El resuello y las náuseas del doctor lo dejaron en un lugar más próximo de lo que hubiera querido a la retorcida carnicería, pero antes de que pudiera pensar en abandonar el lugar, sintió que algo húmedo le rozaba el brazo. Notó como una mano, pero en realidad era un muñón sangriento y sujeto con un torniquete. Sin embargo, Holmes no se había movido ni una pulgada; de eso estaba seguro. Estaba demasiado impresionado para moverse. Se sentía como si estuviera sumergido en esa clase de pesadilla en la que uno sólo puede rogarse a sí mismo que aquello sea un sueño.
– ¡Que el cielo nos proteja! ¡Está vivo! -exclamó el detective, echando a correr fuera, con la voz estrangulada por su propia mano, con la que se apretaba el estómago para contener el vómito. También el jefe Kurtz desapareció, gritando.
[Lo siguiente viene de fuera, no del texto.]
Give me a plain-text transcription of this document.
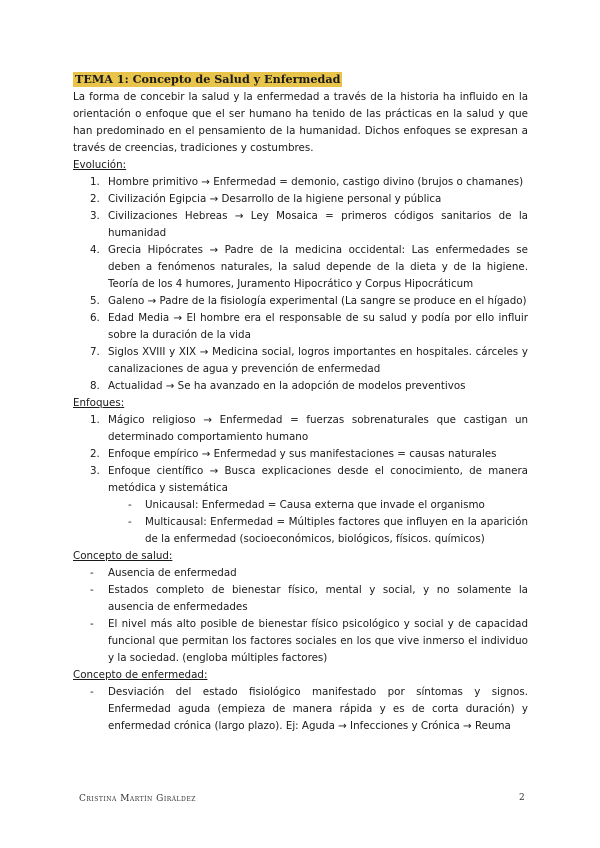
TEMA 1: Concepto de Salud y Enfermedad

La forma de concebir la salud y la enfermedad a través de la historia ha influido en la orientación o enfoque que el ser humano ha tenido de las prácticas en la salud y que han predominado en el pensamiento de la humanidad. Dichos enfoques se expresan a través de creencias, tradiciones y costumbres.

Evolución:

1. Hombre primitivo → Enfermedad = demonio, castigo divino (brujos o chamanes)
2. Civilización Egipcia → Desarrollo de la higiene personal y pública
3. Civilizaciones Hebreas → Ley Mosaica = primeros códigos sanitarios de la humanidad
4. Grecia Hipócrates → Padre de la medicina occidental: Las enfermedades se deben a fenómenos naturales, la salud depende de la dieta y de la higiene. Teoría de los 4 humores, Juramento Hipocrático y Corpus Hipocráticum
5. Galeno → Padre de la fisiología experimental (La sangre se produce en el hígado)
6. Edad Media → El hombre era el responsable de su salud y podía por ello influir sobre la duración de la vida
7. Siglos XVIII y XIX → Medicina social, logros importantes en hospitales. cárceles y canalizaciones de agua y prevención de enfermedad
8. Actualidad → Se ha avanzado en la adopción de modelos preventivos

Enfoques:

1. Mágico religioso → Enfermedad = fuerzas sobrenaturales que castigan un determinado comportamiento humano
2. Enfoque empírico → Enfermedad y sus manifestaciones = causas naturales
3. Enfoque científico → Busca explicaciones desde el conocimiento, de manera metódica y sistemática
- Unicausal: Enfermedad = Causa externa que invade el organismo
- Multicausal: Enfermedad = Múltiples factores que influyen en la aparición de la enfermedad (socioeconómicos, biológicos, físicos. químicos)

Concepto de salud:

- Ausencia de enfermedad
- Estados completo de bienestar físico, mental y social, y no solamente la ausencia de enfermedades
- El nivel más alto posible de bienestar físico psicológico y social y de capacidad funcional que permitan los factores sociales en los que vive inmerso el individuo y la sociedad. (engloba múltiples factores)

Concepto de enfermedad:

- Desviación del estado fisiológico manifestado por síntomas y signos. Enfermedad aguda (empieza de manera rápida y es de corta duración) y enfermedad crónica (largo plazo). Ej: Aguda → Infecciones y Crónica → Reuma
Cristina Martín Giráldez	2
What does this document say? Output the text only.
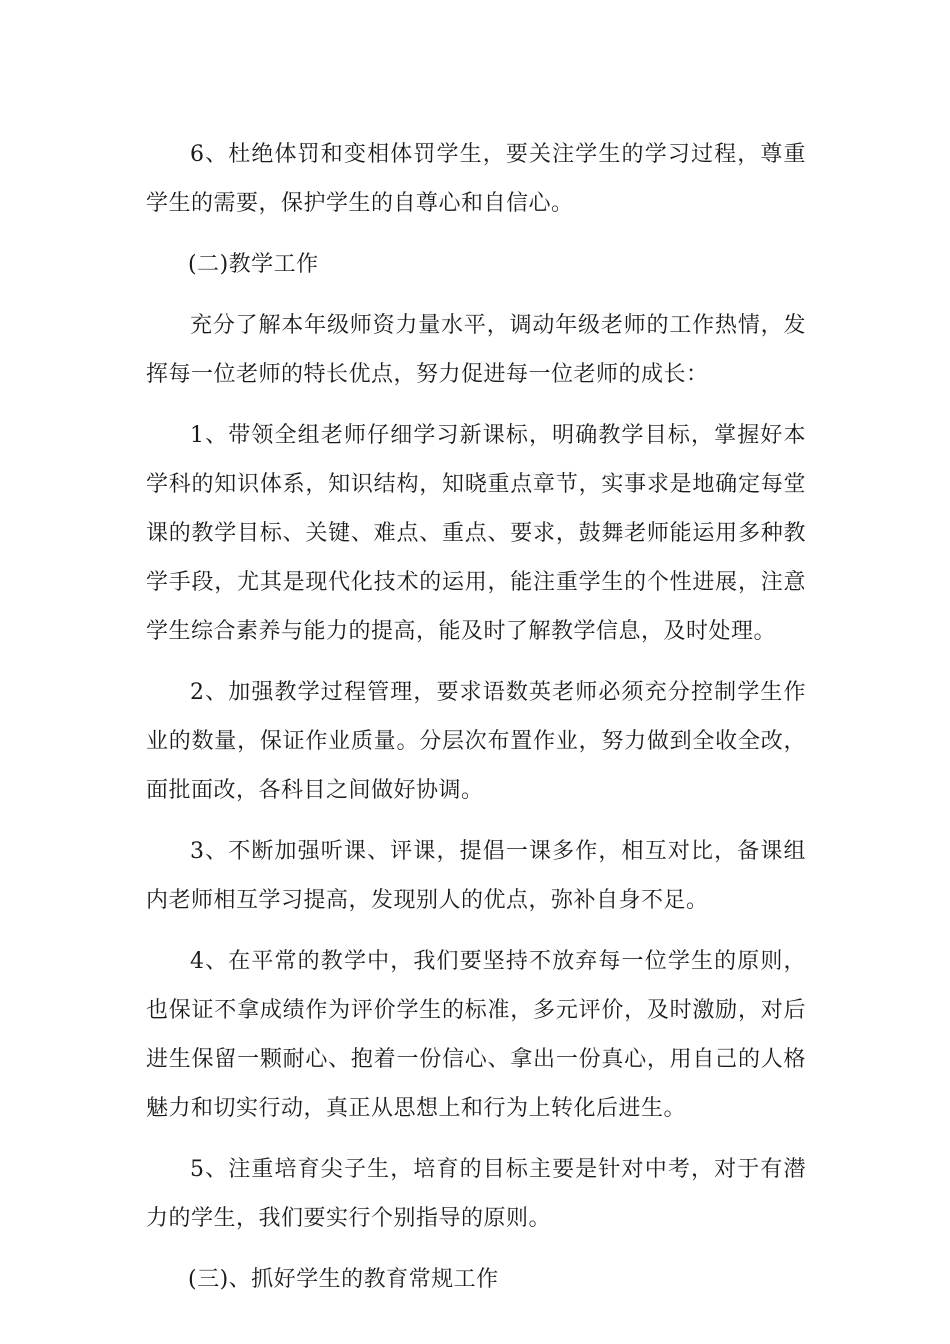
6、杜绝体罚和变相体罚学生，要关注学生的学习过程，尊重学生的需要，保护学生的自尊心和自信心。

(二)教学工作

充分了解本年级师资力量水平，调动年级老师的工作热情，发挥每一位老师的特长优点，努力促进每一位老师的成长：

1、带领全组老师仔细学习新课标，明确教学目标，掌握好本学科的知识体系，知识结构，知晓重点章节，实事求是地确定每堂课的教学目标、关键、难点、重点、要求，鼓舞老师能运用多种教学手段，尤其是现代化技术的运用，能注重学生的个性进展，注意学生综合素养与能力的提高，能及时了解教学信息，及时处理。

2、加强教学过程管理，要求语数英老师必须充分控制学生作业的数量，保证作业质量。分层次布置作业，努力做到全收全改，面批面改，各科目之间做好协调。

3、不断加强听课、评课，提倡一课多作，相互对比，备课组内老师相互学习提高，发现别人的优点，弥补自身不足。

4、在平常的教学中，我们要坚持不放弃每一位学生的原则，也保证不拿成绩作为评价学生的标准，多元评价，及时激励，对后进生保留一颗耐心、抱着一份信心、拿出一份真心，用自己的人格魅力和切实行动，真正从思想上和行为上转化后进生。

5、注重培育尖子生，培育的目标主要是针对中考，对于有潜力的学生，我们要实行个别指导的原则。

(三)、抓好学生的教育常规工作
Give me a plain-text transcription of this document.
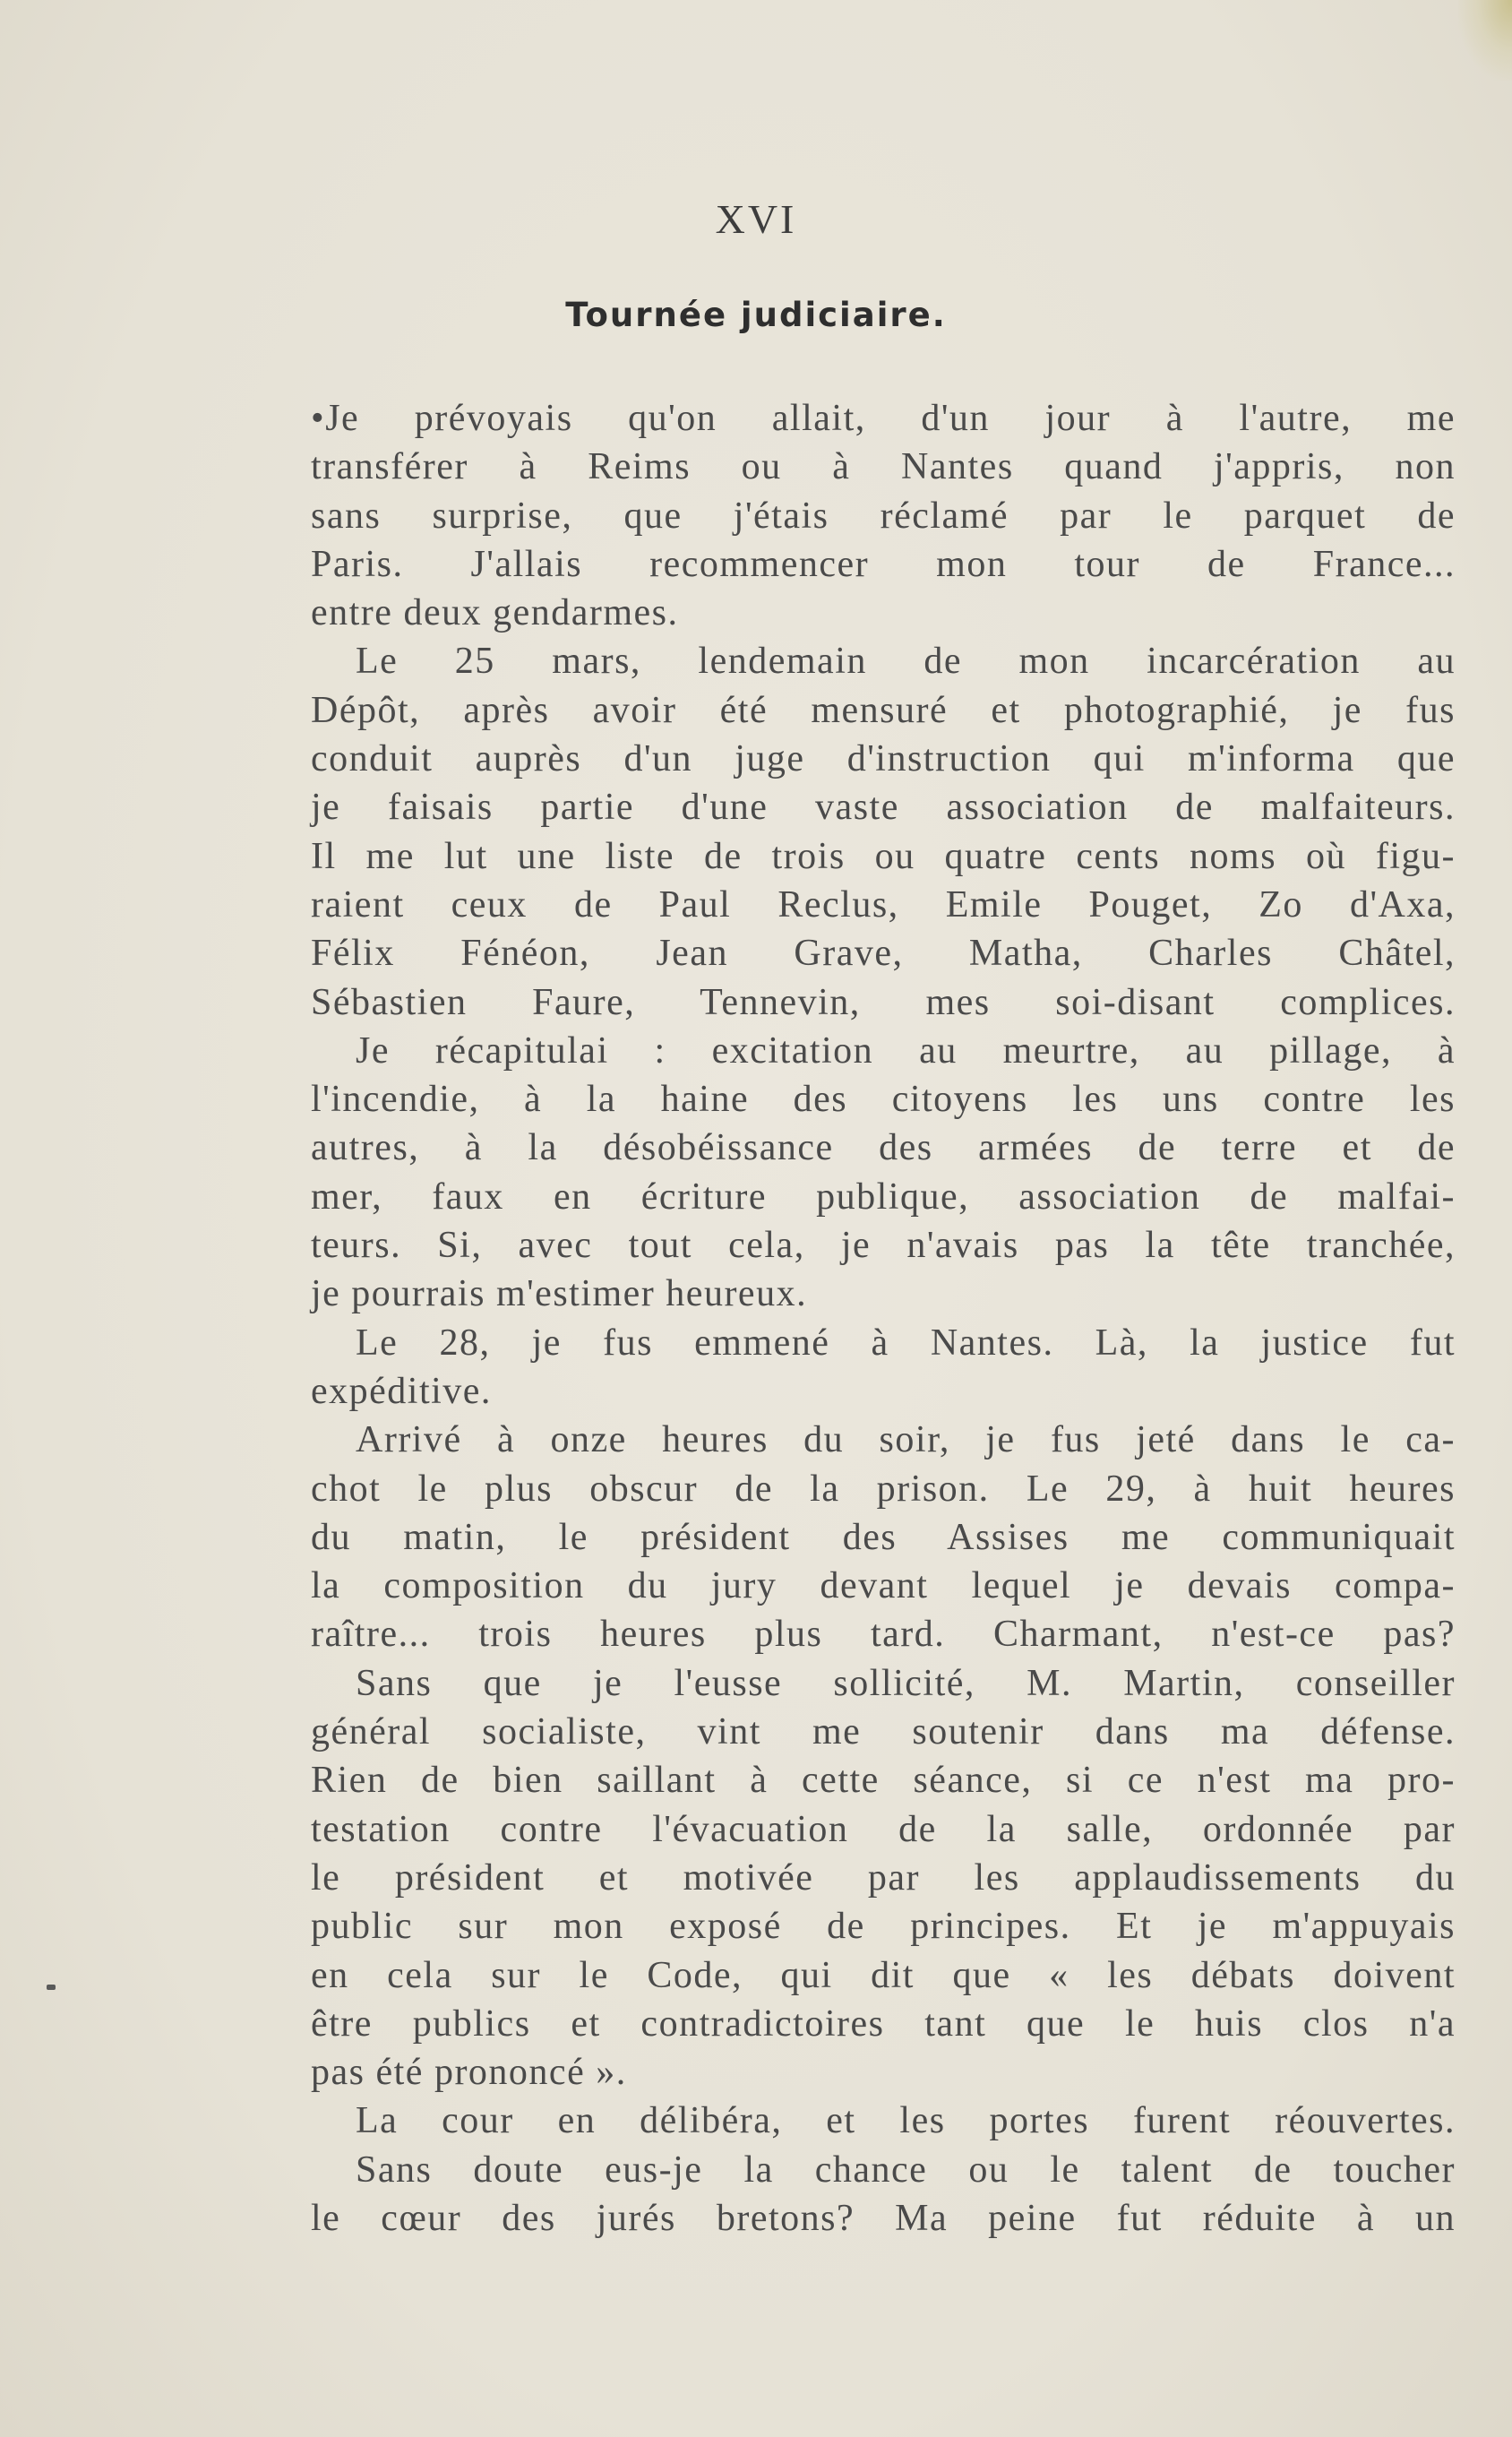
XVI
Tournée judiciaire.
•Je prévoyais qu'on allait, d'un jour à l'autre, me
transférer à Reims ou à Nantes quand j'appris, non
sans surprise, que j'étais réclamé par le parquet de
Paris. J'allais recommencer mon tour de France...
entre deux gendarmes.
Le 25 mars, lendemain de mon incarcération au
Dépôt, après avoir été mensuré et photographié, je fus
conduit auprès d'un juge d'instruction qui m'informa que
je faisais partie d'une vaste association de malfaiteurs.
Il me lut une liste de trois ou quatre cents noms où figu-
raient ceux de Paul Reclus, Emile Pouget, Zo d'Axa,
Félix Fénéon, Jean Grave, Matha, Charles Châtel,
Sébastien Faure, Tennevin, mes soi-disant complices.
Je récapitulai : excitation au meurtre, au pillage, à
l'incendie, à la haine des citoyens les uns contre les
autres, à la désobéissance des armées de terre et de
mer, faux en écriture publique, association de malfai-
teurs. Si, avec tout cela, je n'avais pas la tête tranchée,
je pourrais m'estimer heureux.
Le 28, je fus emmené à Nantes. Là, la justice fut
expéditive.
Arrivé à onze heures du soir, je fus jeté dans le ca-
chot le plus obscur de la prison. Le 29, à huit heures
du matin, le président des Assises me communiquait
la composition du jury devant lequel je devais compa-
raître... trois heures plus tard. Charmant, n'est-ce pas?
Sans que je l'eusse sollicité, M. Martin, conseiller
général socialiste, vint me soutenir dans ma défense.
Rien de bien saillant à cette séance, si ce n'est ma pro-
testation contre l'évacuation de la salle, ordonnée par
le président et motivée par les applaudissements du
public sur mon exposé de principes. Et je m'appuyais
en cela sur le Code, qui dit que « les débats doivent
être publics et contradictoires tant que le huis clos n'a
pas été prononcé ».
La cour en délibéra, et les portes furent réouvertes.
Sans doute eus-je la chance ou le talent de toucher
le cœur des jurés bretons? Ma peine fut réduite à un
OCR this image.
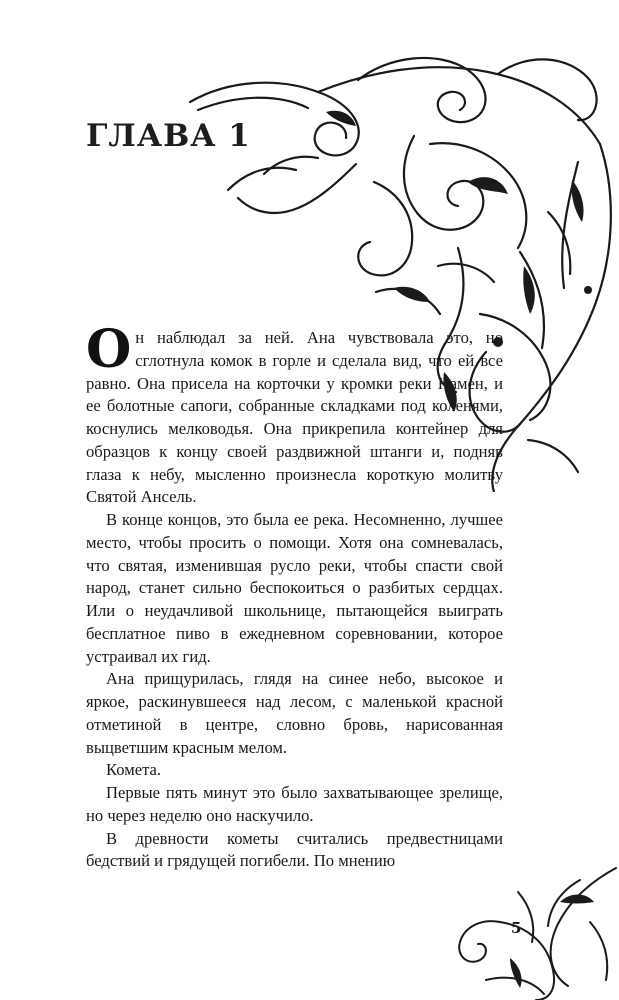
ГЛАВА 1

Он наблюдал за ней. Ана чувствовала это, но сглотнула комок в горле и сделала вид, что ей все равно. Она присела на корточки у кромки реки Намен, и ее болотные сапоги, собранные складками под коленями, коснулись мелководья. Она прикрепила контейнер для образцов к концу своей раздвижной штанги и, подняв глаза к небу, мысленно произнесла короткую молитву Святой Ансель.

В конце концов, это была ее река. Несомненно, лучшее место, чтобы просить о помощи. Хотя она сомневалась, что святая, изменившая русло реки, чтобы спасти свой народ, станет сильно беспокоиться о разбитых сердцах. Или о неудачливой школьнице, пытающейся выиграть бесплатное пиво в ежедневном соревновании, которое устраивал их гид.

Ана прищурилась, глядя на синее небо, высокое и яркое, раскинувшееся над лесом, с маленькой красной отметиной в центре, словно бровь, нарисованная выцветшим красным мелом.

Комета.

Первые пять минут это было захватывающее зрелище, но через неделю оно наскучило.

В древности кометы считались предвестницами бедствий и грядущей погибели. По мнению

5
Cuando Holmes se volvió en redondo, miró a los ojos incomprensiblemente saltones del cuerpo mutilado y desnudo de Phineas Jennison, y observó los ruines miembros sacudiéndose y dando tirones en el aire. Realmente fue sólo un momento, sólo una fracción de la décima parte de una centésima de segundo, antes de que el cuerpo dejara súbitamente de moverse para no volver a hacerlo, aunque Holmes nunca dudó de aquello de lo que fue testigo. El doctor permaneció quieto como un cadáver, con su boquita seca y contraída, los ojos parpadeando sin control y humedecidos involuntariamente, y retorciéndose los dedos con desesperación. El doctor Oliver Wendell Holmes sabía que el movimiento de Phineas Jennison no había sido el voluntario propio de un ser humano, la acción deseada por un hombre que siente. Se trataba de las convulsiones tardías y automáticas de una muerte indescriptible. Pero el ser consciente de ello no le hizo sentirse mejor.